Vatuka Bhairava and Rama is represented by a pitcher full of water in which walnuts are kept for soaking as they emerged from a pitcher full of water after Mahadevi cast a glance into it, fully armed with all his weapons. They are worshipped along with Shiva, Parvati, Kumara, Ganesha, their ganas or attendant deities, yoginis and kshetrapalas (guardians of the quarters), all represented by clay images. The ceremony is called ’vatuk barun’ in Kashmiri, which means filling the pitcher of water representing the Vatuka Bhairava with walnuts and worshipping it. The soaked walnuts are later distributed as naivedya.
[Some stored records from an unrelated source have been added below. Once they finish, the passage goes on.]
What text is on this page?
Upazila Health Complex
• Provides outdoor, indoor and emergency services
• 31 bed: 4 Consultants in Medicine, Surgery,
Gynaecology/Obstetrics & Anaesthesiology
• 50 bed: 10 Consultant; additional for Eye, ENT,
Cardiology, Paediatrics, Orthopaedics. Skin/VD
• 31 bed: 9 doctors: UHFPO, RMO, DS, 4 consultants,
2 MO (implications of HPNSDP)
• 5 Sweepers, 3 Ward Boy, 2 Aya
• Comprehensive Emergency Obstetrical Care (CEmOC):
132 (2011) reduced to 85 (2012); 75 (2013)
The Mahakaleshwar Temple, Ujjain is one of the most venerated shrines consecrated to Shiva. A large congregation of devotees gathers to offer prayers on the day of Maha Shivaratri here. Tilwara Ghat in the city of Jabalpur and the Math Temple in the village of Jeonara, Seoni are two other places where the festival is celebrated with much religious fervour.

In Punjab, Shobha Yatras is organised by various Hindu organisations in different cities. It is a grand festival for Punjabi Hindus. 

In Gujarat, Maha Shivaratri mela is held at Junagadh where bathing in the Murghi kund is considered holy. It is believed that Lord Shiva himself comes to bath in theMurghi kund.

In West Bengal, Maha Shivaratri is observed devoutly by unmarried girls seeking a suitable husband, often visiting Tarakeswar. 

Varanasi and Somanatha, are particularly frequented on Maha Shivaratri. They serve also as sites for fairs and special events.

Nepal:

Maha Shivaratri is a National Holiday in Nepal and celebrated widely in temples all over the country. Especially in the Pashupatinath temple, thousands of devotees visit the famous Shiva Shakti Peetham. Holy rituals are performed all over the nation. Artists from various classical music and dance forms perform throughout the night. On Maha Shivaratri, married women pray for the well being of their husbands, while unmarried women pray for a husband like Shiva. Shiva is also worshipped as the Adi Guru (first teacher) from whom the divine wisdom originates.

Pakistan:

Hindus in pakistan visit Shiva temples during Shivrathri. The three day Shivrathri festival in the Shiv Mandir, Umerkot is a famous one. It is one the biggest religious festivals in the country which is attended by around 250,000 people. All the expenses were borne by the All Hindu Panchayat of Umarkot. Hindus also visit Churrio Jabal Durga Mata temple during Shivrathri. About 200,000 pilgrims visit the temple annually on Shivratri. Hindus cremate the dead and ashes are preserved till Shivratri for immersion in the into holy water.

Outside South Asia:

In Mauritius, Hindus go on pilgrimage to Ganga Talao, which is a crater-lake.